Avec Donald Trump, « un monde s’effondre »

La nouvelle carte électorale des Etats-Unis est éloquente. Tous les Etats de la rust belt, l’ancien cœur industriel du pays, le réservoir de voix traditionnel du Parti démocrate, ont tous tourné le dos à Hillary Clinton et voté pour Donald Trump. Ce sont les Etats des laissés pour compte de la mondialisation, les Etats de la désindustrialisation, des centre-ville en déshérence, des cols bleus qui ont perdu leur travail et souvent leur maison, ou qui ont peur de les perdre.
Ils ont voté contre la globalisation, contre les élites de Washington ou de Wall Street, contre tous ceux qui ont profité de la libéralisation des échanges et de la nouvelle économie.

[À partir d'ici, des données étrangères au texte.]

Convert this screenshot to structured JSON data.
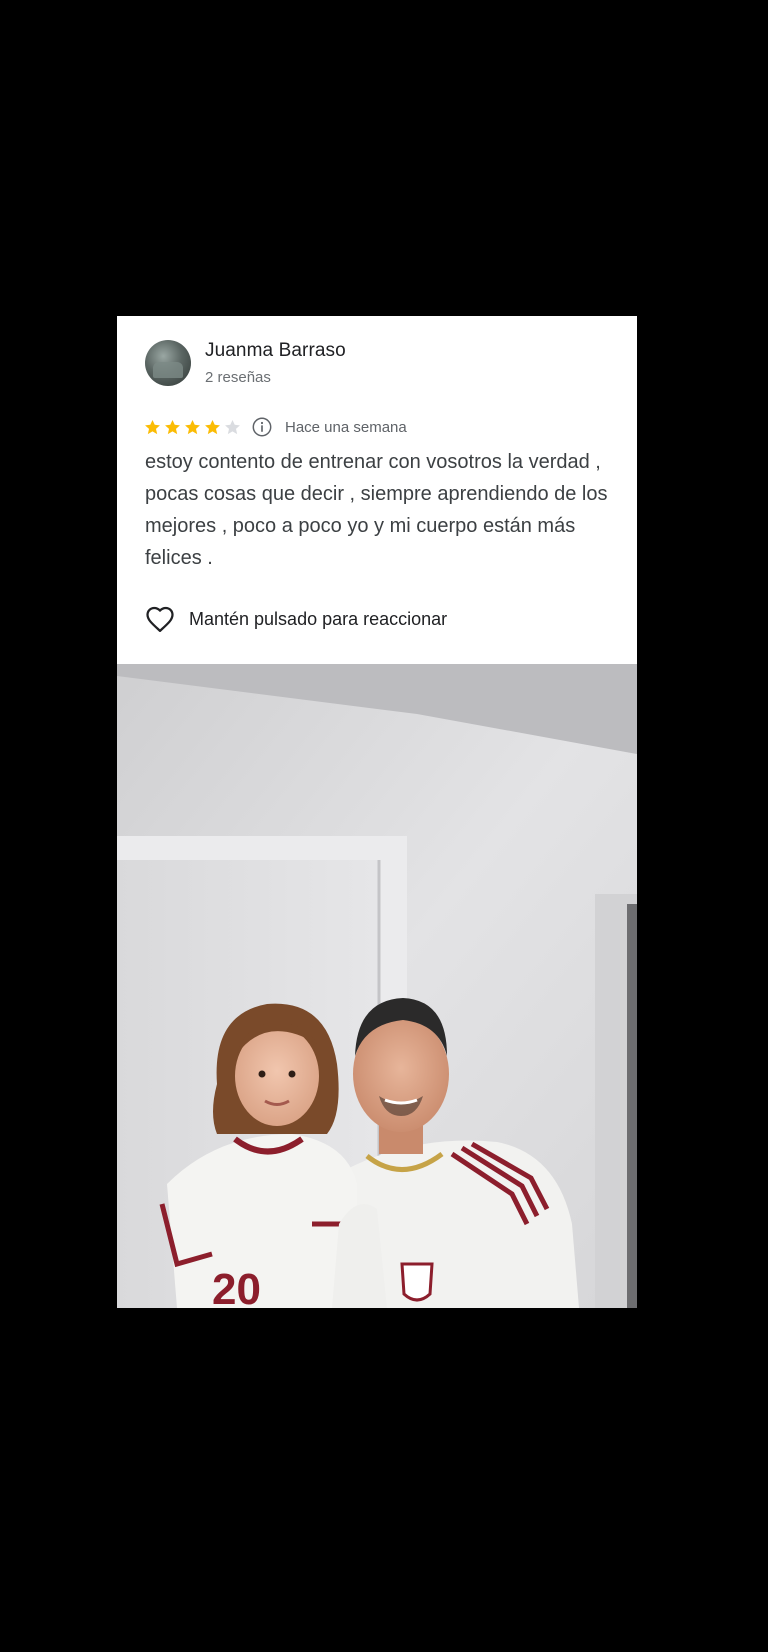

Contre les experts aussi qui avançaient des chiffres rassurants ; l’économie américaine crée chaque jour plus d’emplois qu’elle n’en détruit. Peut-être. Mais ce ne sont pas les mêmes emplois. Ils ne s’adressent pas aux mêmes salariés.

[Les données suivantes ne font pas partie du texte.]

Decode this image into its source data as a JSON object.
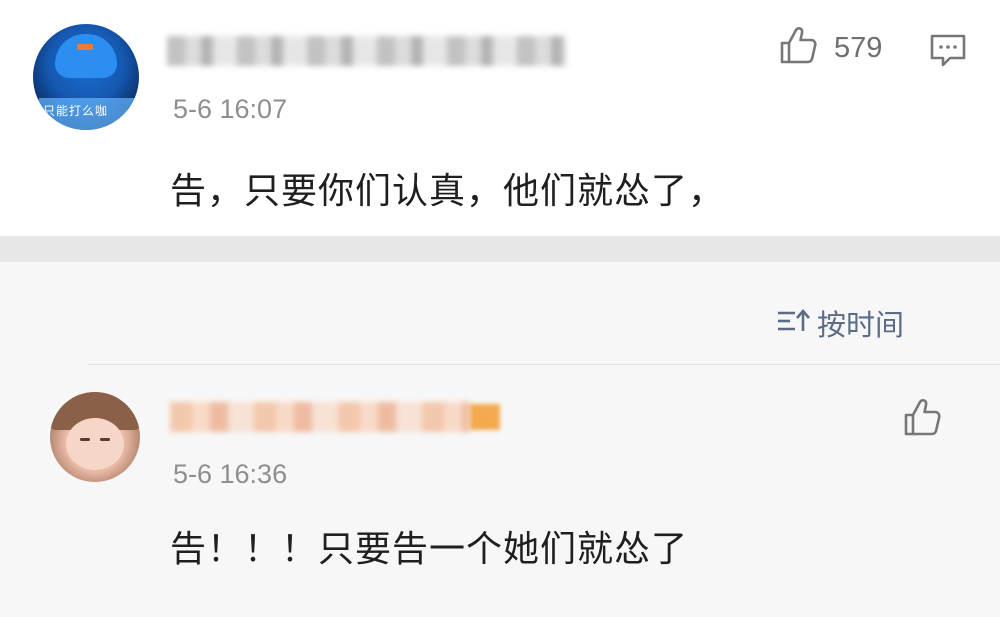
{
  "comments": [
    {
      "avatar_text": "只能打么咖",
      "timestamp": "5-6 16:07",
      "text": "告，只要你们认真，他们就怂了，",
      "like_count": "579"
    },
    {
      "timestamp": "5-6 16:36",
      "text": "告！！！只要告一个她们就怂了"
    }
  ],
  "sort": {
    "label": "按时间"
  },
  "icons": {
    "like": "thumbs-up-icon",
    "comment": "comment-bubble-icon",
    "sort": "sort-icon"
  },
  "colors": {
    "page_background": "#f7f7f7",
    "card_background": "#ffffff",
    "sort_accent": "#5c6b86",
    "timestamp_gray": "#8e8e8e"
  }
}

« Nous sommes en train de préparer un monde qui n’est pas fait pour le peuple », déclarait pendant la campagne électorale un dirigeant de start up de la Silicon Valley au journaliste du New York Times, Roger Cohen. Ce monde « s’effondre devant nos yeux. Un vertige » a tweeté après la victoire de Trump l’ambassadeur de France à Washington Gérard Araud, connu pour son franc-parler. Si franc que son tweet, peu conforme à la prudence diplomatique, a été vite effacé.
Après les Anglais de leurs régions appauvries qui ont assuré la victoire du Brexit contre Londres la cosmopolite, ce sont les bases sur lesquelles était fondé le monde de l’après-guerre froide qui chancellent. Le libéralisme, l’ouverture des frontières, le libre-échange, la montée en puissance des émergents devenus des concurrents pour les vieux pays industriels sont rejetés par des électeurs de plus en plus nombreux. Ils s’expriment d’autant plus violemment quand ils en ont l’occasion qu’on leur a rarement demandé leur avis. Ils cherchent des boucs émissaires en haut chez les élites mondialisées et les institutions, en bas chez les immigrés accusés de voler le travail des autochtones.

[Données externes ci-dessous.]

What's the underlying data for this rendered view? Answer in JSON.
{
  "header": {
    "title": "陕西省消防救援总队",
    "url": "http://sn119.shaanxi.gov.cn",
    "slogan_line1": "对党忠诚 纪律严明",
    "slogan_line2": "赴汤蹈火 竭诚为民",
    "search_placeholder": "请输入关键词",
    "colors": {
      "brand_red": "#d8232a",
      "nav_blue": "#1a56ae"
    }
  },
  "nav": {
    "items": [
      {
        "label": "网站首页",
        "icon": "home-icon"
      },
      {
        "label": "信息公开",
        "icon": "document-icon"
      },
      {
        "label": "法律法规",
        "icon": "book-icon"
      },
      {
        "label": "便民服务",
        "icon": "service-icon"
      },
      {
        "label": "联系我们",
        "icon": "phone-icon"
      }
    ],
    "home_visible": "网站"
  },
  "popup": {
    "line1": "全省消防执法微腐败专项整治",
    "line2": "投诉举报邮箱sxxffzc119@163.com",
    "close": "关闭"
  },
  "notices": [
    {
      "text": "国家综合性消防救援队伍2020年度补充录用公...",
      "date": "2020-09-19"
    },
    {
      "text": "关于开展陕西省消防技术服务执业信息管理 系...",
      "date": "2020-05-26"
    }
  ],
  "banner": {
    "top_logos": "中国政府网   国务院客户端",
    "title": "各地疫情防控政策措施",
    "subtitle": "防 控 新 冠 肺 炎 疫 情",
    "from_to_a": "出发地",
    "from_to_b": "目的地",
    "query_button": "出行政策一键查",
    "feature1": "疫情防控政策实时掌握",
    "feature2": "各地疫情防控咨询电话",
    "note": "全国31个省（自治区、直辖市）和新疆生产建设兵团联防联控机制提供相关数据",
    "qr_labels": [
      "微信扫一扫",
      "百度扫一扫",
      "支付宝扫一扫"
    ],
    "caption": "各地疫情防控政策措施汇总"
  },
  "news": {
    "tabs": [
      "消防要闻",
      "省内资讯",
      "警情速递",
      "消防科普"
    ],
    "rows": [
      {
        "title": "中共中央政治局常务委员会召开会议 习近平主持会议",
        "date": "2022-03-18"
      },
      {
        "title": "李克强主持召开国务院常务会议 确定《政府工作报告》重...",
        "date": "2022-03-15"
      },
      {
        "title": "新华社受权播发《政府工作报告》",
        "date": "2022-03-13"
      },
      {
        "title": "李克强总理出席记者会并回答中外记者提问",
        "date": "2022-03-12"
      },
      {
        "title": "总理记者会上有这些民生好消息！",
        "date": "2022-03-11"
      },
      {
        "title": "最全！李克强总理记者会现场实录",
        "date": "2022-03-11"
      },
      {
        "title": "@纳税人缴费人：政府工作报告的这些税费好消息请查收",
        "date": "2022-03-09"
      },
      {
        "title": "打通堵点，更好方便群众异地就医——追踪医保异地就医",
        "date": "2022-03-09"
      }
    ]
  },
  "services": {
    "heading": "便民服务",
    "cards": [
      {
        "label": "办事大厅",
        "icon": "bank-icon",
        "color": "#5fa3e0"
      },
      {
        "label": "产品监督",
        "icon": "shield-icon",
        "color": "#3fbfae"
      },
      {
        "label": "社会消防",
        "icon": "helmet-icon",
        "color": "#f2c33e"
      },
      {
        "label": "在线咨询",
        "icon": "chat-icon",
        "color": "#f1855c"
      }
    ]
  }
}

Le système international développé dans la période de l’après-guerre froide est miné à l’intérieur des Etats par le populisme. Il est attaqué à l’extérieur par les puissances autoritaires et révisionnistes, les « démocratures » soucieuses de retrouver un rang, au nom de valeurs traditionnelles opposées aux principes du libéralisme politique et de l’Etat de droit. Ne pas l’ignorer ne veut pas dire s’en accommoder.